The trick to real occupational health and safety is to first figure out the legal requirements, then work to come up with practices complying with the rules and regulations while minimizing the negative effects these have on safety and productivity. The most dangerous trap is to believe that just because your organization is ticking all of the legal boxes your organization has actually done anything to improve safety. In my experience, blind box ticking degrades safety both directly by misapplying rules and practices, and indirectly by creating a general anti-safety attitude due the sheer stupidity and inane paper work that such rules generate. To improve safety the answer is not about thinking up clever rules or procedures, but motivating direct supervisors and lab workers towards a safe work culture and environment. Why not require each PI to put together his or her own lab safety training session once a year and peer review that training plan with the department?
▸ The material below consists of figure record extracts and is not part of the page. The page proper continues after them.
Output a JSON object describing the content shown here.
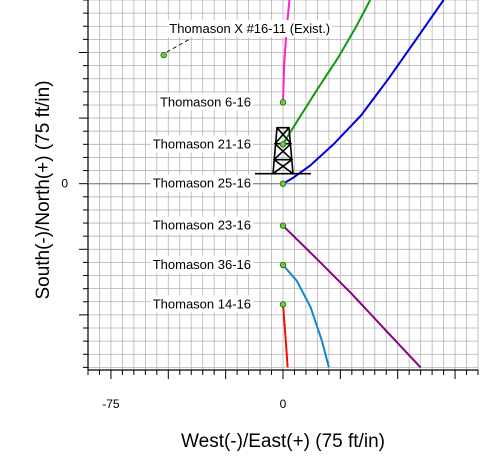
{
  "chart_data": {
    "type": "scatter",
    "xlabel": "West(-)/East(+) (75 ft/in)",
    "ylabel": "South(-)/North(+) (75 ft/in)",
    "xlim": [
      -85,
      85
    ],
    "ylim": [
      -71,
      70
    ],
    "x_ticks": [
      {
        "value": -75,
        "label": "-75"
      },
      {
        "value": 0,
        "label": "0"
      }
    ],
    "y_ticks": [
      {
        "value": 0,
        "label": "0"
      }
    ],
    "grid": true,
    "wells": [
      {
        "name": "Thomason X #16-11 (Exist.)",
        "x": -52,
        "y": 49
      },
      {
        "name": "Thomason 6-16",
        "x": 0,
        "y": 31
      },
      {
        "name": "Thomason 21-16",
        "x": 0,
        "y": 15
      },
      {
        "name": "Thomason 25-16",
        "x": 0,
        "y": 0
      },
      {
        "name": "Thomason 23-16",
        "x": 0,
        "y": -16
      },
      {
        "name": "Thomason 36-16",
        "x": 0,
        "y": -31
      },
      {
        "name": "Thomason 14-16",
        "x": 0,
        "y": -46
      }
    ],
    "series": [
      {
        "color": "#ff22cc",
        "x": [
          0,
          0.5,
          1.5,
          3
        ],
        "y": [
          31,
          45,
          58,
          72
        ]
      },
      {
        "color": "#119911",
        "x": [
          0,
          2,
          7,
          15,
          24,
          32,
          38
        ],
        "y": [
          15,
          18,
          25,
          36,
          48,
          60,
          70
        ]
      },
      {
        "color": "#0000dd",
        "x": [
          0,
          4,
          12,
          22,
          34,
          46,
          58,
          70
        ],
        "y": [
          0,
          2,
          7,
          15,
          26,
          40,
          55,
          70
        ]
      },
      {
        "color": "#880088",
        "x": [
          0,
          14,
          30,
          46,
          60
        ],
        "y": [
          -16,
          -28,
          -42,
          -57,
          -70
        ]
      },
      {
        "color": "#1188cc",
        "x": [
          0,
          6,
          12,
          17,
          20
        ],
        "y": [
          -31,
          -37,
          -47,
          -60,
          -70
        ]
      },
      {
        "color": "#ee1100",
        "x": [
          0,
          0.8,
          1.5,
          2
        ],
        "y": [
          -46,
          -55,
          -63,
          -70
        ]
      }
    ],
    "derrick": {
      "x": 0,
      "y": 0
    }
  },
  "colors": {
    "grid": "#b4b4b4",
    "point_fill": "#66cc44",
    "point_stroke": "#226600",
    "leader": "#000000"
  }
}
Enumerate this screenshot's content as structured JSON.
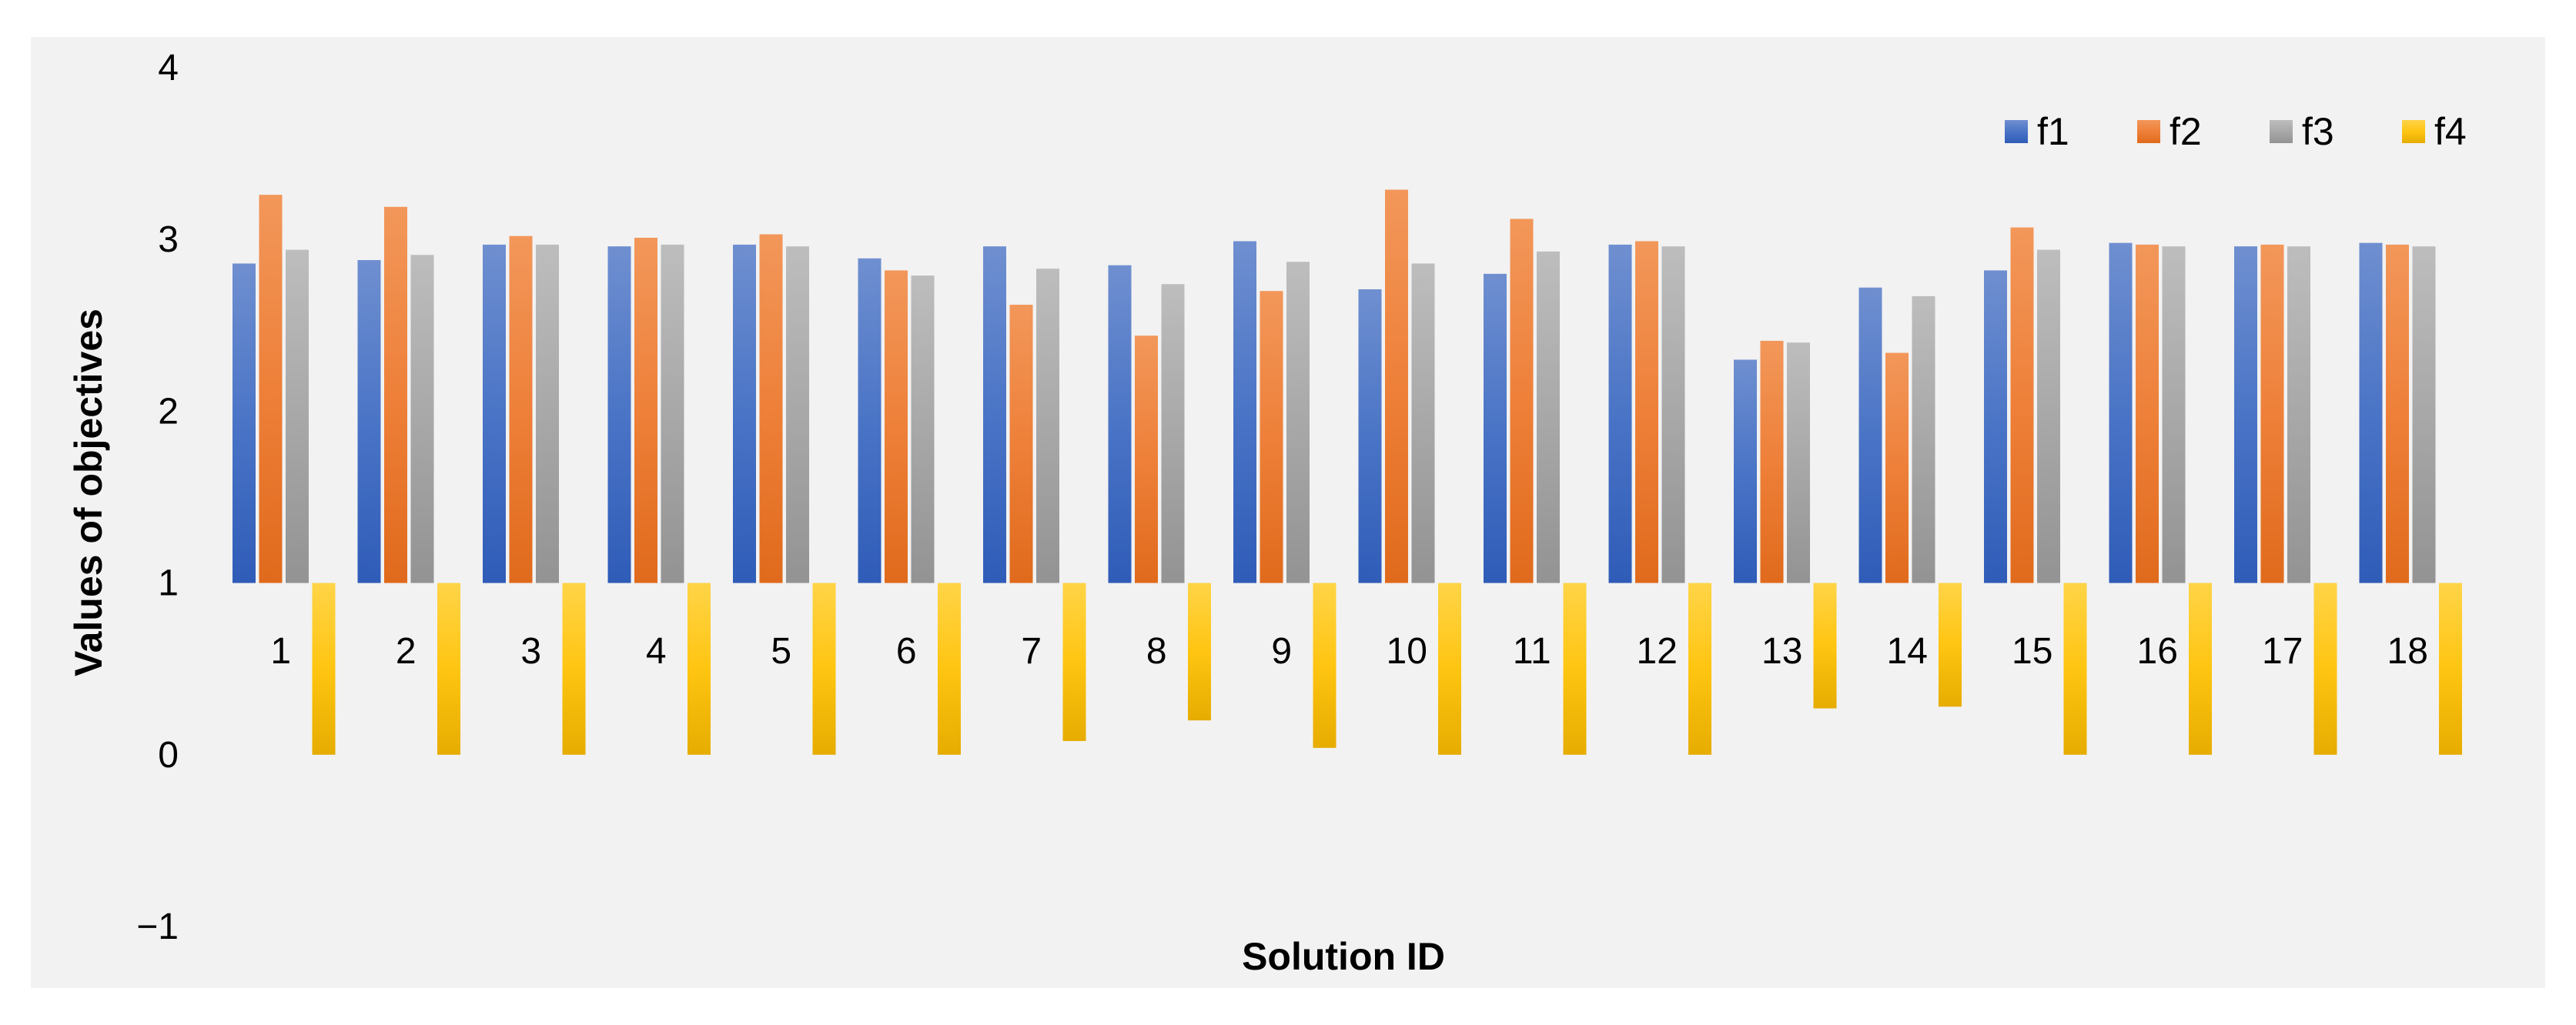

Even though this would be infinitely more effective, it cannot work because each lab will leave something different out and as soon as an accident happens that falls outside the training the lawyers will be called in and demand some sort of uniform watered down cookie cutter coverage. It is like playing whack a-mole with a new rule for each odd rare accident until the common sense stuff is lost in the noise.  It seems the best we can do practically is to remind each other to only do that in the hood, or to put on your eye protection, or to not leave that out on the bench, or show everyone the correct way to poor and carry corrosives and so on.  Only this sort of mentorship through habitually demonstrating good behavior will lower the frequency of accidents. What horrifies me is the real possibility that one can be free of liability by making sure their workers have checked the right legal boxes, without actually being sure they know how to work safely. Imagine the uproar if such box ticking avoidance of responsibility was applied to preventing sexual assault on campus. Oh, for HAVEN’s sake did I really accidentally mention that!